The goals of the current study are threefold: 1) to present a multispectral, multiresolution (MSMR) methodology for analysis of scenes containing multiple cloud layers; 2) to apply the MSMR method to two multilevel cloud scenes recorded by the NOAA Advanced Very High Resolution Radiometer (AVHRR) and the High Resolution Infrared Radiometer Sounder (HIRS/2) instruments during the First International Satellite Cloud Climatology Program (ISCCP) Regional Experiment (FIRE) on 28 November 1991; and 3) to validate the cloud-top height results from the case study analyses through comparison with lidar, radar, aircraft and rawin-sonde data. The measurements available from FIRE Cirrus II enable detailed examination of two complex cloud scenes in which cirrus and stratus appear simultaneously.

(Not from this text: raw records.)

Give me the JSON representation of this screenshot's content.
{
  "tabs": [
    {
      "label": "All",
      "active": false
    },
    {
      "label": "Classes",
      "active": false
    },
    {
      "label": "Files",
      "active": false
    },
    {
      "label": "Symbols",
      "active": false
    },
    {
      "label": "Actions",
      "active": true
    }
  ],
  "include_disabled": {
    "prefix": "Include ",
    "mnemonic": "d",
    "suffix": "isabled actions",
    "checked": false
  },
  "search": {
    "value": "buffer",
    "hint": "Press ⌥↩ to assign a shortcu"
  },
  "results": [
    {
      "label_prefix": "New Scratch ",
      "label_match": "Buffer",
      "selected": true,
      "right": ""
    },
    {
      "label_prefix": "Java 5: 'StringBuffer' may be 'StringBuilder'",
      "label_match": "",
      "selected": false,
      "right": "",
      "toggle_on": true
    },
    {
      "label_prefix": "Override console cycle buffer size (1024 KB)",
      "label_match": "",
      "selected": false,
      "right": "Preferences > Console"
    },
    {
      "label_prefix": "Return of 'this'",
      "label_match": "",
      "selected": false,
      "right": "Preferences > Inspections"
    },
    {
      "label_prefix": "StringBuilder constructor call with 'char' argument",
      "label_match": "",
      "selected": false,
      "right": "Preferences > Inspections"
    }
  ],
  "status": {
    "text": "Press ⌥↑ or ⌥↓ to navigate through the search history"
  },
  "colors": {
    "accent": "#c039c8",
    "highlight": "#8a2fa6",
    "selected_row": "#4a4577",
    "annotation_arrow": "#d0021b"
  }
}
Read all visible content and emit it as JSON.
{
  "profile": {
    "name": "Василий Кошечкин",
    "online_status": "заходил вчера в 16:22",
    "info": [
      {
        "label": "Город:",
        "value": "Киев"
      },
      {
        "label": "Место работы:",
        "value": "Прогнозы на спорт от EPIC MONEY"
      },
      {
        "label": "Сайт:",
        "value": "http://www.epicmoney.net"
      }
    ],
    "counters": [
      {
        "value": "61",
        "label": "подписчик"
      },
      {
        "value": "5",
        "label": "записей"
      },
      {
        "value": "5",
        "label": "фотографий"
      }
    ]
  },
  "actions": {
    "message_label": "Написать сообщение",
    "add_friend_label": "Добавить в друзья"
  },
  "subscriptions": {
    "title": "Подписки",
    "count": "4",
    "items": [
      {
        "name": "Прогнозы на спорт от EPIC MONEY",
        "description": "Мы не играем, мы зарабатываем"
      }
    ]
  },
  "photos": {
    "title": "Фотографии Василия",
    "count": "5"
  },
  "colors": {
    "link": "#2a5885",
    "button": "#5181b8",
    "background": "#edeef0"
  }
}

A “fuzzy logic” classification system is developed to determine whether a 32×32 array of AVHRR data contains clear sky, low-level cloud, midlevel cloud, high-level cloud, or multiple cloud layers. With the addition of the fray logic cloud classification system, it is possible for the first time to find evidence of more than one cloud layer within each HMS field of view. Low cloud heights are determined through application of the spatial coherence method to the AVHRR data, while mid- to high-level cloud heights are calculated from the HIRS/2 15-µm CO2 band radiometric data that are collocated with the AVHRR data. Cirrus cloud heights retrieved from HIRS 15-µm CO2 band data are improved for optically thin cirrus through the use of the upper-tropospheric humidity profile. The MSMR-derived cloud heights are consistent with coincident lidar, radar, and aircraft data. Cirrus and stratus cloud-top heights and cirrus effective emittances are retrieved for data within an ISCCP 2.5° grid cell that encompasses the FIRE experimental region.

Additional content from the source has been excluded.